The State Department will delay the release of emails between former Secretary of State Hillary Clinton and her aides concerning the Trans-Pacific Partnership, a massive international trade agreement Clinton promoted while a member of President Barack Obama's administration but has since ostensibly opposed.
That's the word from the International Business Times, which issued a Freedom of Information Act request for all emails sent between Clinton's office at State and the U.S. Trade Representative that "specifically asked for all such correspondence that made reference to the TPP." The agency responded, saying the records would be released in April 2016, but now tells IBT the records won't be made available until late November — after the upcoming presidential election.
According to IBT, the State Department's updated timeline for the release of the information is a total of 489 days, even though most simple records requests at the agency take 111 days.
"In my opinion it is more incompetence than maliciousness, but either way, it is a gross error by FOIA processors to not get these documents out before the election," National Security Archive staffer Nate Jones told IBT. "Their inefficiency is doing great harm to the democratic process."

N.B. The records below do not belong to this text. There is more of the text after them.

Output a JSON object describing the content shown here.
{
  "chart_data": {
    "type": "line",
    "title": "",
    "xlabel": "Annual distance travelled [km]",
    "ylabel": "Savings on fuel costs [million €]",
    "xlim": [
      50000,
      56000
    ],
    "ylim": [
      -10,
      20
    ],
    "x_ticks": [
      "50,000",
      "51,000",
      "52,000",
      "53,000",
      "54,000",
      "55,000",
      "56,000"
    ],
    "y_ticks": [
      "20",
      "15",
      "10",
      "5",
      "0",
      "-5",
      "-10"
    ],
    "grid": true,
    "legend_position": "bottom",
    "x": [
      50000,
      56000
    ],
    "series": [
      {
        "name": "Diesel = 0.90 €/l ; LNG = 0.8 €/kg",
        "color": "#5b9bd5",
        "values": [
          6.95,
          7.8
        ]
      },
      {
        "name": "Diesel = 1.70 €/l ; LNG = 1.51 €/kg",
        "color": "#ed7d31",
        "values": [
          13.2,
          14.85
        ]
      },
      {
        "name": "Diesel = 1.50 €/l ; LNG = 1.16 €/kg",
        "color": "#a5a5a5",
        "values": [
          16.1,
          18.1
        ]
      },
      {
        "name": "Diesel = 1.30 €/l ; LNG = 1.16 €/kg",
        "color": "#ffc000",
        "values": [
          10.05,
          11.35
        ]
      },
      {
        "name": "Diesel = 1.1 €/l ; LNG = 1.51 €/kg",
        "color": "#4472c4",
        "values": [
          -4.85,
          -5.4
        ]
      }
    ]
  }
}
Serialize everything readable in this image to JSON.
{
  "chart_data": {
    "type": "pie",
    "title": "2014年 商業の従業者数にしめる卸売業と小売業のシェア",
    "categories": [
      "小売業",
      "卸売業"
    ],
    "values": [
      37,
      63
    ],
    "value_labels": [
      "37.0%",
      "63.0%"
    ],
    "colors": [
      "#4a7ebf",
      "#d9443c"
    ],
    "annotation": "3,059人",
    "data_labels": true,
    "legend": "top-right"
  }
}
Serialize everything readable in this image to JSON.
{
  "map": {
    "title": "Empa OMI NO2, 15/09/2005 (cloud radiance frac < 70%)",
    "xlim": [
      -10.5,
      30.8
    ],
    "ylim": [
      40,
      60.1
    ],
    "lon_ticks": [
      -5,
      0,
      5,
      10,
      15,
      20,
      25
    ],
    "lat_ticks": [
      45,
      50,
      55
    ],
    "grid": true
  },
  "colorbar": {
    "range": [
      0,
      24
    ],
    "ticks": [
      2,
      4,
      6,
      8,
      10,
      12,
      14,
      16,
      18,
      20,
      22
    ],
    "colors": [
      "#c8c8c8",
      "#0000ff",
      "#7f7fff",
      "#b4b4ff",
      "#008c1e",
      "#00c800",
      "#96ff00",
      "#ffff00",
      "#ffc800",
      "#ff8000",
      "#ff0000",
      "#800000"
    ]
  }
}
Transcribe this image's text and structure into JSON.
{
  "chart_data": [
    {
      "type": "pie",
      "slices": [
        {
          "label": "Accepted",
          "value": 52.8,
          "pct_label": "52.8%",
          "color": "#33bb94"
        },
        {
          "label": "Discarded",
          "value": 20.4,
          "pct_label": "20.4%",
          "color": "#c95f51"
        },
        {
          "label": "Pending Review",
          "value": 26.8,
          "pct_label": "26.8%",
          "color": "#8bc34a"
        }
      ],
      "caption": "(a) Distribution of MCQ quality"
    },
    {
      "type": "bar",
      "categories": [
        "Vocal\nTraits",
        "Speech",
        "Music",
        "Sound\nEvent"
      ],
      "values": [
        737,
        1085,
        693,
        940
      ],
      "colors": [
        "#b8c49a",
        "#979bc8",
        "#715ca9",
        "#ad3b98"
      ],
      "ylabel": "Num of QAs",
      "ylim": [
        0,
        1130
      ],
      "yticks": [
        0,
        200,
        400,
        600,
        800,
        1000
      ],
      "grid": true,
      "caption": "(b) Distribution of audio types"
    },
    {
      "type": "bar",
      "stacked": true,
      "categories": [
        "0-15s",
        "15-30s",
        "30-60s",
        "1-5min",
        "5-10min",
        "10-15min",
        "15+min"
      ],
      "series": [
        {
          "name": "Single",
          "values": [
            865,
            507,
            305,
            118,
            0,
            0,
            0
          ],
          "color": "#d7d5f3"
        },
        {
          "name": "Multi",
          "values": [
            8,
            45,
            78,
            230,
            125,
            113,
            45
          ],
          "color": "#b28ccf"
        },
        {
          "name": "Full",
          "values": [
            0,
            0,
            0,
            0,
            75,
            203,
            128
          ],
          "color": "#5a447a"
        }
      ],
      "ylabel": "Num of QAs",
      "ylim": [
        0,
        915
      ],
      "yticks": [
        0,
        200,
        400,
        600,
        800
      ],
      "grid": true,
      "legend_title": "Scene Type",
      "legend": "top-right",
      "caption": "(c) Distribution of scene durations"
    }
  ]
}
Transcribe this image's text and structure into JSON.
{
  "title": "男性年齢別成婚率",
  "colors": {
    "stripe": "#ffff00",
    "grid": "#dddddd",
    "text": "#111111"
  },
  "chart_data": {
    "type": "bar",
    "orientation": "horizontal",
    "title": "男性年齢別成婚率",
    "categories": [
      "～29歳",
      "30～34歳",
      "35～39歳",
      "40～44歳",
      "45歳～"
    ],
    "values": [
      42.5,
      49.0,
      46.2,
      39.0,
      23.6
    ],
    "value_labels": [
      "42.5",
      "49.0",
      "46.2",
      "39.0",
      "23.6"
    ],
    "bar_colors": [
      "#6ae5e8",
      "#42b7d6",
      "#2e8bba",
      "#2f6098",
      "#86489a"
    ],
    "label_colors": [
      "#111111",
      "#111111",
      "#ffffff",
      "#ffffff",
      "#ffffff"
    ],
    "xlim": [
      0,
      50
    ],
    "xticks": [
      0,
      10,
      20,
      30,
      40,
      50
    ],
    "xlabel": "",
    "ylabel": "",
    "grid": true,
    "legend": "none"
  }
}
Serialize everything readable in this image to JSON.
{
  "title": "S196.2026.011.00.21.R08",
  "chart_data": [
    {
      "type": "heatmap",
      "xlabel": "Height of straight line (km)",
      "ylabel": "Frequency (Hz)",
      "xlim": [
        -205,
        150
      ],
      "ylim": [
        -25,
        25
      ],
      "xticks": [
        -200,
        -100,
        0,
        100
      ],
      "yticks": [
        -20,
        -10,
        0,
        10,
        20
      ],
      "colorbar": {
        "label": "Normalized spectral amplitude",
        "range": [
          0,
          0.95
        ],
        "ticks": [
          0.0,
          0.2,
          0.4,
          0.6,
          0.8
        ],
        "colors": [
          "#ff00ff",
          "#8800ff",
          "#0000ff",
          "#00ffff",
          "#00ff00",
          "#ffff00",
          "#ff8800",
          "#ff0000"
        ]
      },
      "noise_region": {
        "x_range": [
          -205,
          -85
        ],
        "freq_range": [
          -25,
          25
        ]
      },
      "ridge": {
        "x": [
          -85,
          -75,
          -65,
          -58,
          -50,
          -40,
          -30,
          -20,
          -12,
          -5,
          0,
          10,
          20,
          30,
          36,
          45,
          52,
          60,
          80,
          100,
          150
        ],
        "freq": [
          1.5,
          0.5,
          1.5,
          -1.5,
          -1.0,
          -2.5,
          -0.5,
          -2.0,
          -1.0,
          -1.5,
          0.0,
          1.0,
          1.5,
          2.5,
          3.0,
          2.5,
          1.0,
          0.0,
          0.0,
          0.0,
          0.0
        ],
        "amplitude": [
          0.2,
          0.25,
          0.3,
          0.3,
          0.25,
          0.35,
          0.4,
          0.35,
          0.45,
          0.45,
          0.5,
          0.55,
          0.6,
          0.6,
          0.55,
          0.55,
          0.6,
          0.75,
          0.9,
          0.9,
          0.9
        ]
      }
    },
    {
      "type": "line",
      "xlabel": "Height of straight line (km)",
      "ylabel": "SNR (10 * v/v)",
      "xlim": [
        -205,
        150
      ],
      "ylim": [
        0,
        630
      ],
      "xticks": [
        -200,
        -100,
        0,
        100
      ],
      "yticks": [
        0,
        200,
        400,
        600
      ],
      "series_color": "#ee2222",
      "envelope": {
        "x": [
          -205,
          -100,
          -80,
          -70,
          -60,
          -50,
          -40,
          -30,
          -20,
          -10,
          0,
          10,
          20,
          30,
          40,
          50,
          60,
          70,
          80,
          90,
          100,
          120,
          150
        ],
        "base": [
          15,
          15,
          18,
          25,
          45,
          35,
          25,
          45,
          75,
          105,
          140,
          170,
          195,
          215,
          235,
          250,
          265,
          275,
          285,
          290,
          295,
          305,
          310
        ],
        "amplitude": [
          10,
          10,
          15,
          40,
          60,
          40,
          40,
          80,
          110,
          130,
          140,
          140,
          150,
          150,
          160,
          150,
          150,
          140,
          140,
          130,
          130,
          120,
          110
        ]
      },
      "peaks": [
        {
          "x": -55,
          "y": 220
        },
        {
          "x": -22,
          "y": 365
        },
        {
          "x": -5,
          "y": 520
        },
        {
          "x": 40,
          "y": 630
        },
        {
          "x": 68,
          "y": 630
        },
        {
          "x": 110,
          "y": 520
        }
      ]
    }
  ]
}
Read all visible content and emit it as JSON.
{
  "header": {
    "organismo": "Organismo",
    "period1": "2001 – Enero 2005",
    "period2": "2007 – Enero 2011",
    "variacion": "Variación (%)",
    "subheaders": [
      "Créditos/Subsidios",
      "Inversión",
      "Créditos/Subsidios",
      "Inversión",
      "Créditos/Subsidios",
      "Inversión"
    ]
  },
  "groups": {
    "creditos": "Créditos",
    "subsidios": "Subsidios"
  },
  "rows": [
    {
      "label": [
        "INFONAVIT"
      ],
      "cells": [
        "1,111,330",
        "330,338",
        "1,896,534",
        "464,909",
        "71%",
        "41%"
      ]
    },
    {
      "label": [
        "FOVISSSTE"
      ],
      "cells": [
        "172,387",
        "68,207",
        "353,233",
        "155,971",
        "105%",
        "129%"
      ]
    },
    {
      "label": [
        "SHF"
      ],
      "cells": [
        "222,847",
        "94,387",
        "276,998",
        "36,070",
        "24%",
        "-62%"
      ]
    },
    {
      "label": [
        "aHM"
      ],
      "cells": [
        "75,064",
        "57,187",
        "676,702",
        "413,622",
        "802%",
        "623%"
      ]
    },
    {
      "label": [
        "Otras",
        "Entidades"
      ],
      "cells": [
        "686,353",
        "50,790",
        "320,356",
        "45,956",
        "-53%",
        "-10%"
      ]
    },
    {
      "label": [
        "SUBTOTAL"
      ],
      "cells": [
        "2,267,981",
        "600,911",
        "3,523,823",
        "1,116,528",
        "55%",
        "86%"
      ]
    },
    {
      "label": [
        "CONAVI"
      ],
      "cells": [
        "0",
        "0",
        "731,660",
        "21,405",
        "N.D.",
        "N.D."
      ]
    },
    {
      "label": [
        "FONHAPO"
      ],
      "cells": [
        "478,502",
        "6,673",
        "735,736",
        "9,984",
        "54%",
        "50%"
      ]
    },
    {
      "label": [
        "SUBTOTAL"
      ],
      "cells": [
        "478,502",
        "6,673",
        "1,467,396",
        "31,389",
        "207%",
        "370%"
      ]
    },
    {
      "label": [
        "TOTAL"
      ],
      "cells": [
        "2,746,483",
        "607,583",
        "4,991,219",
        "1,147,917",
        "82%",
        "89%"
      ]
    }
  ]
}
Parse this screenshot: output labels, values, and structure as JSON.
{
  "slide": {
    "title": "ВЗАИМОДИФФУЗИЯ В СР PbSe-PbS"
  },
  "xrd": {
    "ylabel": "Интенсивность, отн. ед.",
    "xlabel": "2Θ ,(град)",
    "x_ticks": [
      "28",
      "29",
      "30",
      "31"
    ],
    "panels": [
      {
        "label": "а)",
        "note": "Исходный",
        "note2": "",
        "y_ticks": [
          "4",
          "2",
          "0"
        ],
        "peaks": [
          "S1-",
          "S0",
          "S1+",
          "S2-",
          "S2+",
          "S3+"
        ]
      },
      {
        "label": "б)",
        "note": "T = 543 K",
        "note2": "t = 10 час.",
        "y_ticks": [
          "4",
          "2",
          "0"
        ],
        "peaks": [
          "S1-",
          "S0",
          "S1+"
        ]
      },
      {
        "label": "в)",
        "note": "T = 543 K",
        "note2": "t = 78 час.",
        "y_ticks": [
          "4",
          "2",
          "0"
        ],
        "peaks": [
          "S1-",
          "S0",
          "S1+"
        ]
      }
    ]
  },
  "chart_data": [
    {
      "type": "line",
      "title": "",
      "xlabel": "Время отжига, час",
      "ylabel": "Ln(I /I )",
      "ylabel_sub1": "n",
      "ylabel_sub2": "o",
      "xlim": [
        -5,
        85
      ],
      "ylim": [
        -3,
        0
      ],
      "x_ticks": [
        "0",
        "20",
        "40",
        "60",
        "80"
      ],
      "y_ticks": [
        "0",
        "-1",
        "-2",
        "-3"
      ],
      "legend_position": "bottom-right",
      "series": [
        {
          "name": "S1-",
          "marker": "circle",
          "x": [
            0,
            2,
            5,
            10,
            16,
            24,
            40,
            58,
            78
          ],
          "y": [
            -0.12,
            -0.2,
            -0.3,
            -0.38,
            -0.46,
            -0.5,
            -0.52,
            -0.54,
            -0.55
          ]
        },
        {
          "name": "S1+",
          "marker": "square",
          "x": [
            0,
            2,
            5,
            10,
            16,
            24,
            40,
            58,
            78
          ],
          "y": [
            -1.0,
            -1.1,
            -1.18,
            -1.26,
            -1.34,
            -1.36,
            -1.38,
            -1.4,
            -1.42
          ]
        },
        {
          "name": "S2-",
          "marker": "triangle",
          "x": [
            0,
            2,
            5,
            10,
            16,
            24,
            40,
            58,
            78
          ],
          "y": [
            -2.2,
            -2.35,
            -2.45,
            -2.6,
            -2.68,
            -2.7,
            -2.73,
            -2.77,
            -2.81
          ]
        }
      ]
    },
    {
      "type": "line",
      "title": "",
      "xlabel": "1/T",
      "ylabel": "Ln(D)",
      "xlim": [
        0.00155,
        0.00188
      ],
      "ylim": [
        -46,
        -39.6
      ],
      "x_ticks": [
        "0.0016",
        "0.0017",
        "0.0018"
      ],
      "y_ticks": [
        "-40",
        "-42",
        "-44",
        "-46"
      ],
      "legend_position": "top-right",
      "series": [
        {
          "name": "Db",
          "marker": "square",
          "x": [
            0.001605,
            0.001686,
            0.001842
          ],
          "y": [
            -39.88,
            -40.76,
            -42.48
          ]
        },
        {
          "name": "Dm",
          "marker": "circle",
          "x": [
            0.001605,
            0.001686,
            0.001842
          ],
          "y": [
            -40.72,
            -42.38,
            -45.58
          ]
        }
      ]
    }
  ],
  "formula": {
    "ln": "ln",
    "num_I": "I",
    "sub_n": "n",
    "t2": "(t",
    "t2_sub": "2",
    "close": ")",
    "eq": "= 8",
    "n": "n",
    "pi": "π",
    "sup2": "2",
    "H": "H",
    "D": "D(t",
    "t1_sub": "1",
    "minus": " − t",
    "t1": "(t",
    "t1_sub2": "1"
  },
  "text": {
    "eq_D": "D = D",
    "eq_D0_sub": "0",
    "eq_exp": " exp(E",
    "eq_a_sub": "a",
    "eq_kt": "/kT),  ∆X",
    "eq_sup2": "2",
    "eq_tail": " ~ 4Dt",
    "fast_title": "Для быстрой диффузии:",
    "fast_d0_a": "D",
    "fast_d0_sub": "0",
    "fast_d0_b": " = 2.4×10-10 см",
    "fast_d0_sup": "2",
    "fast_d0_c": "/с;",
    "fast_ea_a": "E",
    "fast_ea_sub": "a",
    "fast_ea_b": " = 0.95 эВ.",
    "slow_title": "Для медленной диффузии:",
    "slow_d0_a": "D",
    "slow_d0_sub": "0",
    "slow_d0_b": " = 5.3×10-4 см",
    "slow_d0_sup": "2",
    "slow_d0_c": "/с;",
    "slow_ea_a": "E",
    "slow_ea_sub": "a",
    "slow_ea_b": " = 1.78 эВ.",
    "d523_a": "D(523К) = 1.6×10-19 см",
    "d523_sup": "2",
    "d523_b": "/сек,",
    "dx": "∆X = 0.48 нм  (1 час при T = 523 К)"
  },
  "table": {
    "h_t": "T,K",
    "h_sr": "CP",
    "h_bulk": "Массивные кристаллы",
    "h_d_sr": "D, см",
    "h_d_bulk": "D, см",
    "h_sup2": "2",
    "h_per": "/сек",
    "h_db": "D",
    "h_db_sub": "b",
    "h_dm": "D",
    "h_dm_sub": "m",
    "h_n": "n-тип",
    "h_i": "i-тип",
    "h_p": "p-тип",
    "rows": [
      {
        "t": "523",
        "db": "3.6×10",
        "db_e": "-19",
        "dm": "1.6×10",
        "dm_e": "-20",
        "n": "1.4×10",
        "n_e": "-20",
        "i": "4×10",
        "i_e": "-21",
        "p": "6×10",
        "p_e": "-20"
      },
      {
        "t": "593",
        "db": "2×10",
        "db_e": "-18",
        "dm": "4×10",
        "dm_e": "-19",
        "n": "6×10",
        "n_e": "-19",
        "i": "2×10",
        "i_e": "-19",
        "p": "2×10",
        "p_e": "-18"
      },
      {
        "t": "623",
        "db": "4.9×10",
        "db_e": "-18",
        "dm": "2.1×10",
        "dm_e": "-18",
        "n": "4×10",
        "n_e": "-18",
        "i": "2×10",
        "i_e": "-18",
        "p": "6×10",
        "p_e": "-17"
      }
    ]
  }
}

The communications in question are important because they may reveal just how deeply the former secretary of state was involved in the deal's construction — and potentially catch her in a two-faced moment on a crucial electoral issue. As such, the department's decision to process the request slowly is convenient for her campaign.
As IBT reported last year, leaked State Department communications revealed Clinton's agency was heavily involved in the negotiation of the pact, which critics say will kill jobs and undermine U.S. labor and environmental protections. Under pressure from her primary opponent, Vermont Sen. Bernie Sanders, Clinton backpedaled her support of the deal.
In 2012, Clinton said the "TPP sets the gold standard in trade agreements to open free, transparent, fair trade, the kind of environment that has the rule of law and a level playing field. And when negotiated, this agreement will cover 40% of the world's total trade and build in strong protections for workers and the environment." But by October, Clinton was telling PBS Newshour, "As of today, I am not in favor of what I have learned about it ... I don't believe it is going to meet the high bar I have set."